# Remington Sendero or Kimber Sonora?



## Dave2127 (Jun 18, 2010)

I have decided to purchase a 300 win mag and am looking for opinions. The two rifles I like most are the Remington Sendero and the Kimber Sonora. I am looking for opinions on both guns. I know the Sendero has a great reputation but have not heard much about the Kimber. Any opinions would be appreciated. Thanks. I also posted this in the Hunting forum.


----------



## muddyfuzzy (Jan 2, 2011)

i shoot a .25-06 in a sendero and love it. i have never been behind the sonora but it looks like a very well built rifle. the kimber takes many of it's attributes from the model 70' and the remington is a remington. both guns weigh about the same even though the sendero sports a 26" barrel vs. the sonora's 24". i shoot an older model that's "murdered-out" or black on black. i personally do not like stainless rifles and will never own another. the hs precision stock on the sendero is one of the best drop-ins around and features a full length aluminum bedding block. the stock on the sonora is similar to the reminton vls, which i also shoot in a .22-250. either way both are durable and tough as nails! i don't think you can go wrong with either and the cartirdge you have chosen is one of the best. this type of purchase depends more on the amount of money you want to spend and the appearance you pefer.

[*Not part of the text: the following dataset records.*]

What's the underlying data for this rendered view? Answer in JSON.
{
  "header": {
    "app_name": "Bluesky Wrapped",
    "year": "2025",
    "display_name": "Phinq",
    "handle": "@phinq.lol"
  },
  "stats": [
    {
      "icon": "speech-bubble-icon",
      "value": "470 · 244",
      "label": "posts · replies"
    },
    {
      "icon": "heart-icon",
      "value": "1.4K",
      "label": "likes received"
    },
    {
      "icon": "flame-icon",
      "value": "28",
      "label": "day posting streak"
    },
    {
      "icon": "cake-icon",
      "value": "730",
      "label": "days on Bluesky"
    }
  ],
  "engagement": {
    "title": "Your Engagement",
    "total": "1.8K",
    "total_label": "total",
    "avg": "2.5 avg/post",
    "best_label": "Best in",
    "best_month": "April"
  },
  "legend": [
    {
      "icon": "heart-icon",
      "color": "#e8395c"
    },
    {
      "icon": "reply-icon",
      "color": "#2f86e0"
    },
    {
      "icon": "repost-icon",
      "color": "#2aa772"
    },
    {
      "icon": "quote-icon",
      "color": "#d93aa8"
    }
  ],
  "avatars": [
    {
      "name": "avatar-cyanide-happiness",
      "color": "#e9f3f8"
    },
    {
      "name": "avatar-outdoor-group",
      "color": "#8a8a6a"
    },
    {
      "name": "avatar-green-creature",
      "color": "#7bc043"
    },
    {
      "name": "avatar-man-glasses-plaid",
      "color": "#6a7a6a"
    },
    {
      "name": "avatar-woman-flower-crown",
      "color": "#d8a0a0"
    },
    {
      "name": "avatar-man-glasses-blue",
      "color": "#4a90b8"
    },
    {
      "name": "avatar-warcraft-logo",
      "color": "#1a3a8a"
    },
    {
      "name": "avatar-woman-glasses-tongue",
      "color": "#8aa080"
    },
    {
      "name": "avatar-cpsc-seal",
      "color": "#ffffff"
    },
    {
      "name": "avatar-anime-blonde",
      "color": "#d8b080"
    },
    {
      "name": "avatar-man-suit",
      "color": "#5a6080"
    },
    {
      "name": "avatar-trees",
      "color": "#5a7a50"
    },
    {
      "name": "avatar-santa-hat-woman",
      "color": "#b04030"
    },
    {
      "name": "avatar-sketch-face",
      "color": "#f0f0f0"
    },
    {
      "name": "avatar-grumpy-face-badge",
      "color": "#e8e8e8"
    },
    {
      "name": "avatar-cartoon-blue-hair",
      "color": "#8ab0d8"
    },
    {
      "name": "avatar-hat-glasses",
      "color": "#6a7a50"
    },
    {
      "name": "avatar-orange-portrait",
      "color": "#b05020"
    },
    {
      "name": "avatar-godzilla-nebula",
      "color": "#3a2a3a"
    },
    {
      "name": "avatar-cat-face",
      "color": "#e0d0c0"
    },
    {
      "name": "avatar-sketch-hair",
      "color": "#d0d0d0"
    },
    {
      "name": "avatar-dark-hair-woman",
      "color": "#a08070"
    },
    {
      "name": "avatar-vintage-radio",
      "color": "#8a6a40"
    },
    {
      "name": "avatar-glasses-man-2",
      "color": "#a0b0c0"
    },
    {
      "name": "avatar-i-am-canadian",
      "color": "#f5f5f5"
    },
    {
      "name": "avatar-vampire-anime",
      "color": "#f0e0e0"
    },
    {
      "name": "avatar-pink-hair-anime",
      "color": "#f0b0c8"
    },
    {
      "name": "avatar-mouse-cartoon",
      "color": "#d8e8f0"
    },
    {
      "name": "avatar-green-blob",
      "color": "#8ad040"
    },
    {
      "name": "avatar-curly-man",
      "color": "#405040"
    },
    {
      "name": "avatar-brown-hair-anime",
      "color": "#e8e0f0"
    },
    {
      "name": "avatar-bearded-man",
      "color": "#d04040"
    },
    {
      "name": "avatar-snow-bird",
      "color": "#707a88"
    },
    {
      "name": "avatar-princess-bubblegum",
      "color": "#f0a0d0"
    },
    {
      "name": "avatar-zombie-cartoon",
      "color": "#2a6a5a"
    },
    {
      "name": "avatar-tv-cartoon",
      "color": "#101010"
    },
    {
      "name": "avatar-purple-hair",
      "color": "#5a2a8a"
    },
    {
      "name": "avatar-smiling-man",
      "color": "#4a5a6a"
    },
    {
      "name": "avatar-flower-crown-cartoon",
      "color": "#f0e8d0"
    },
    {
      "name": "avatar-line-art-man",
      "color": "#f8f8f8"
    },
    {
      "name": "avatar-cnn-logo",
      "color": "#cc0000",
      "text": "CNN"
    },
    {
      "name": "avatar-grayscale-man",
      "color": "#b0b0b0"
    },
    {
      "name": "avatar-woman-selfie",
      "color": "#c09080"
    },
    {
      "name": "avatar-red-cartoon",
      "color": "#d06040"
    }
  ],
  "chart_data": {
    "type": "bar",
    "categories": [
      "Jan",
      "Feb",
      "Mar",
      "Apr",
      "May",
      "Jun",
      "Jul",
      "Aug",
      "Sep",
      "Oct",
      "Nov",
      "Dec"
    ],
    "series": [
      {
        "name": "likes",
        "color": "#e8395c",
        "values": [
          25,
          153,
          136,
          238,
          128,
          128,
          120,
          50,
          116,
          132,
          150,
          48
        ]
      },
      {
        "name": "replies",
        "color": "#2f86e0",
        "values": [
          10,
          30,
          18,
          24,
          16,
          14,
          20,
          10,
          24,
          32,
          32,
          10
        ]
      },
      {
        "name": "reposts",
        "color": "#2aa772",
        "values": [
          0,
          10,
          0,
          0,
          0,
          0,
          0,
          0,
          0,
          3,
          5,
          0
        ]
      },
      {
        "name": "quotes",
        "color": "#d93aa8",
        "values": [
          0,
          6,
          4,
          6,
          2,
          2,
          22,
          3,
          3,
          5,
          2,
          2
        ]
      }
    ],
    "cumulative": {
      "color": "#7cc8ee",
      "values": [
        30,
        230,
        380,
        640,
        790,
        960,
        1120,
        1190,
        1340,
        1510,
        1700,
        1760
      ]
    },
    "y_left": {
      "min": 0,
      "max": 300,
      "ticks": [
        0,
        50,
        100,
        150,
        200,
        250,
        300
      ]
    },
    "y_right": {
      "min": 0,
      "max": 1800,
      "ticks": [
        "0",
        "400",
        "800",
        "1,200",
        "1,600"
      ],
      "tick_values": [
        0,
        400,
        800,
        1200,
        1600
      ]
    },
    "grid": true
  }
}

be sure to let us know what you get, and give a report.


----------



## Hbb6601 (Oct 12, 2010)

I've had both but prefer the sendero for the money. I haven't had one yet I couldn't get hand loads to shoot 1/2 MOA. Also its easy to install a jewell trigger on the sendero and they spoil you big time! I do like the Kimbers as well and have nothing bad to say about them.


----------



## Tafrica Outdoor Adventure (Apr 5, 2011)

I have a Sendero In 300 wby I did a trigger job on it with a muzzle brake and I am in Love with it.. I like it better then the christensen arms guns...


----------